Eleven nations controlling a long-secret archive of Nazi documents will hold an unscheduled meeting to assess how quickly the files can be opened to researchers, officials said Wednesday.
The informal meeting, to be held in The Hague in early March, will set the stage for the annual session two months later of the International Commission, the decision-making body that supervises the massive storehouse of concentration camp records and other Nazi material in the German town of Bad Arolsen.
The preparatory meeting was unusual, and reflected impatience among some delegations at the prospect of a lengthy legal process before the files become accessible.
A Dutch Foreign Ministry spokesman said it was called in response to requests by several delegations to follow up on the groundbreaking decision last May to make material available for the first time for Holocaust research.
That decision must be ratified by all 11 countries before access is granted _ unless the 11 delegations unanimously agree to circumvent formal procedures, according to the Dutch delegation which holds the rotating chairmanship.
The archives, set up by the Allies after World War II, have been sheltered from public scrutiny for 60 years, except for use by the Red Cross to trace missing people after the war, and later to validate victims’ compensation claims. The records contain 17.5 million names.

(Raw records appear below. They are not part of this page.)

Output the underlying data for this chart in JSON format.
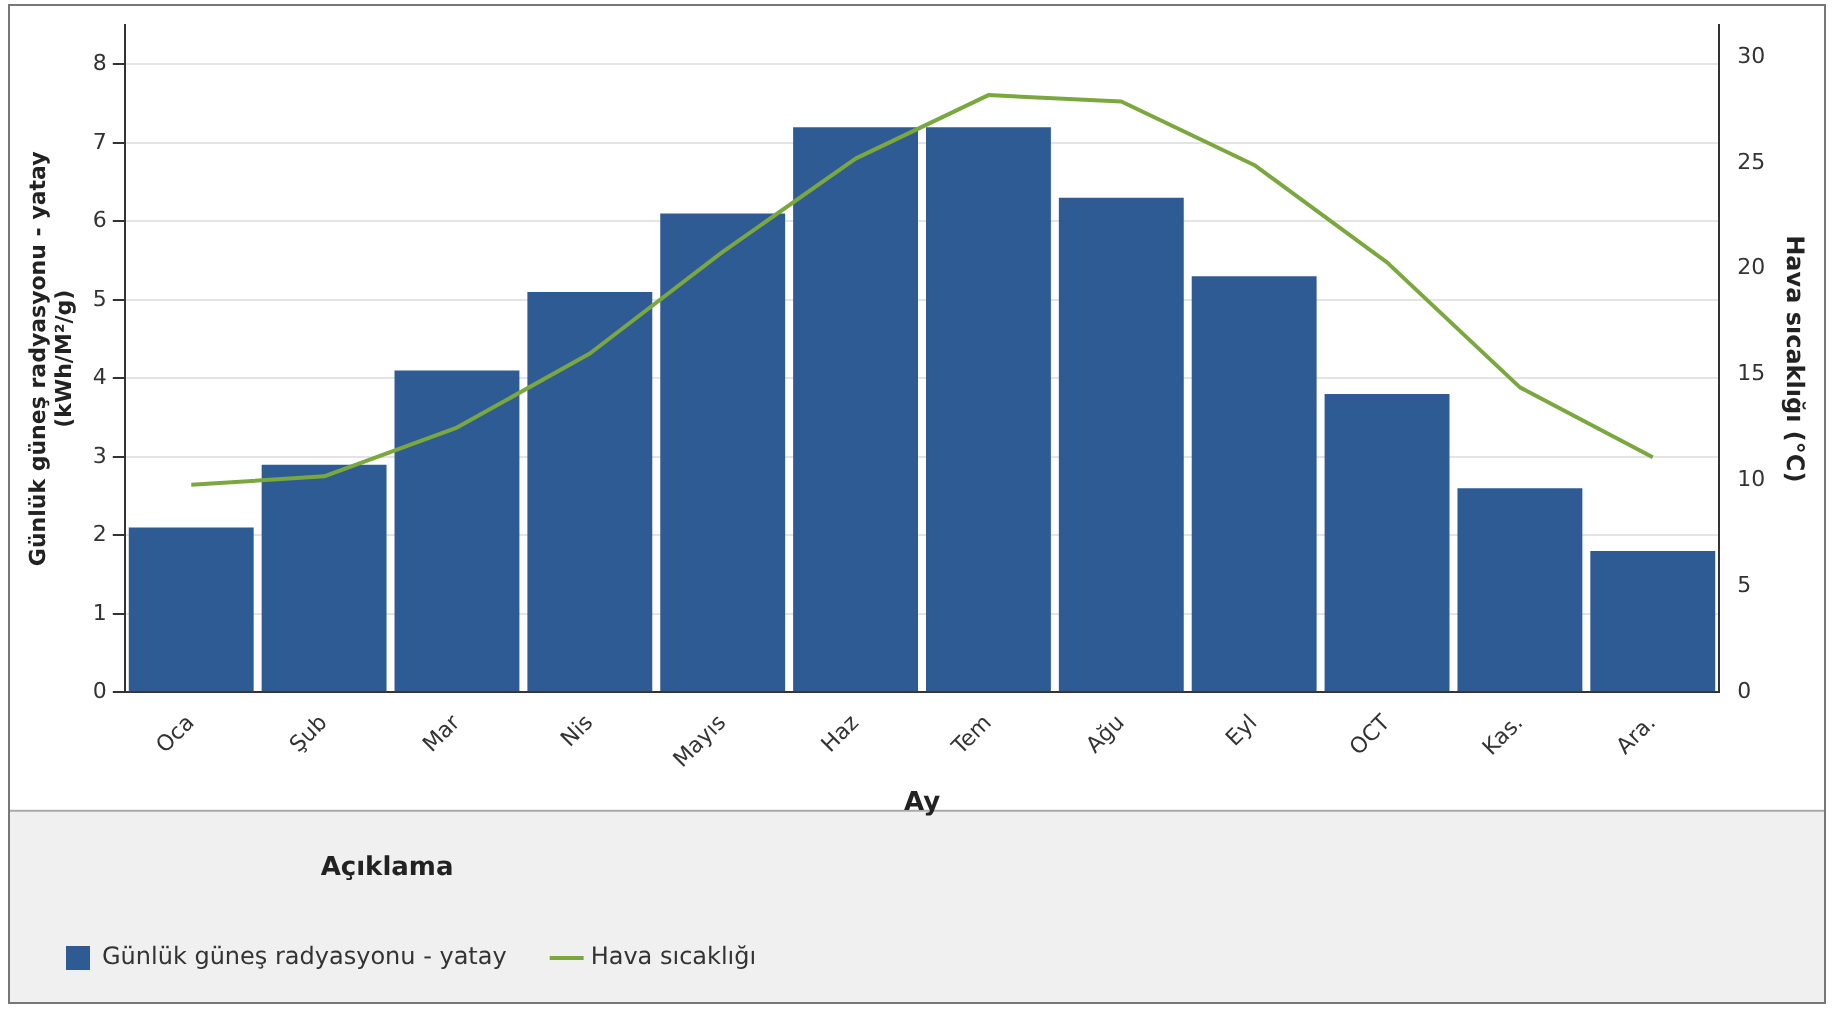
{
  "chart_data": {
    "type": "bar",
    "xlabel": "Ay",
    "ylabel": "Günlük güneş radyasyonu - yatay\n(kWh/M²/g)",
    "y2label": "Hava sıcaklığı (°C)",
    "legend_title": "Açıklama",
    "categories": [
      "Oca",
      "Şub",
      "Mar",
      "Nis",
      "Mayıs",
      "Haz",
      "Tem",
      "Ağu",
      "Eyl",
      "OCT",
      "Kas.",
      "Ara."
    ],
    "series": [
      {
        "name": "Günlük güneş radyasyonu - yatay",
        "color": "#2f5b94",
        "values": [
          2.1,
          2.9,
          4.1,
          5.1,
          6.1,
          7.2,
          7.2,
          6.3,
          5.3,
          3.8,
          2.6,
          1.8
        ]
      },
      {
        "name": "Hava sıcaklığı",
        "type": "line",
        "axis": "y2",
        "color": "#7aa83e",
        "values": [
          9.8,
          10.2,
          12.5,
          16.0,
          20.8,
          25.2,
          28.2,
          27.9,
          24.9,
          20.3,
          14.4,
          11.1
        ]
      }
    ],
    "ylim": [
      0,
      8.5
    ],
    "yticks": [
      0,
      1,
      2,
      3,
      4,
      5,
      6,
      7,
      8
    ],
    "y2lim": [
      0,
      31.5
    ],
    "y2ticks": [
      0,
      5,
      10,
      15,
      20,
      25,
      30
    ],
    "grid": "y",
    "legend": "bottom",
    "marker": "none"
  }
}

Dutch spokesman Gijs Gerlag said delegates had asked to review the ratification process and to discuss when and how material will become accessible.
“There is no formal agenda. Anyone can raise any issue he wants to discuss,” he said.
U.S. delegate Paul Shapiro, speaking from Washington, said the meeting would examine “alternative paths” to open the archives while the ratification process continues.
“The path chosen is the one with the prospect for the most delay,” he said.
The International Committee of the Red Cross has run the tracing service since 1955, under an agreement among the 11 countries _ Germany, the United States, Israel, the Netherlands, Belgium, Britain, France, Greece, Luxembourg, Poland and Italy.
So far, only Israel and the United States have formally adopted the agreement to open the archive. Germany, Luxembourg, the Netherlands and Poland have indicated their parliaments could ratify the treaty before the next annual meeting in May.
Several members of the U.S. Congress have called on the other governments to endorse the agreement as soon as possible.
2 Responses
O.K. BLOGGERS, want to take a vote?
How many believe that all 11 countries will agree to open the archives?
My vote is NO!!!
I say open it up don’t wait to vote who knows whats in there?? Maybe we will find out that our own neighbors were nazi soldiers who knows??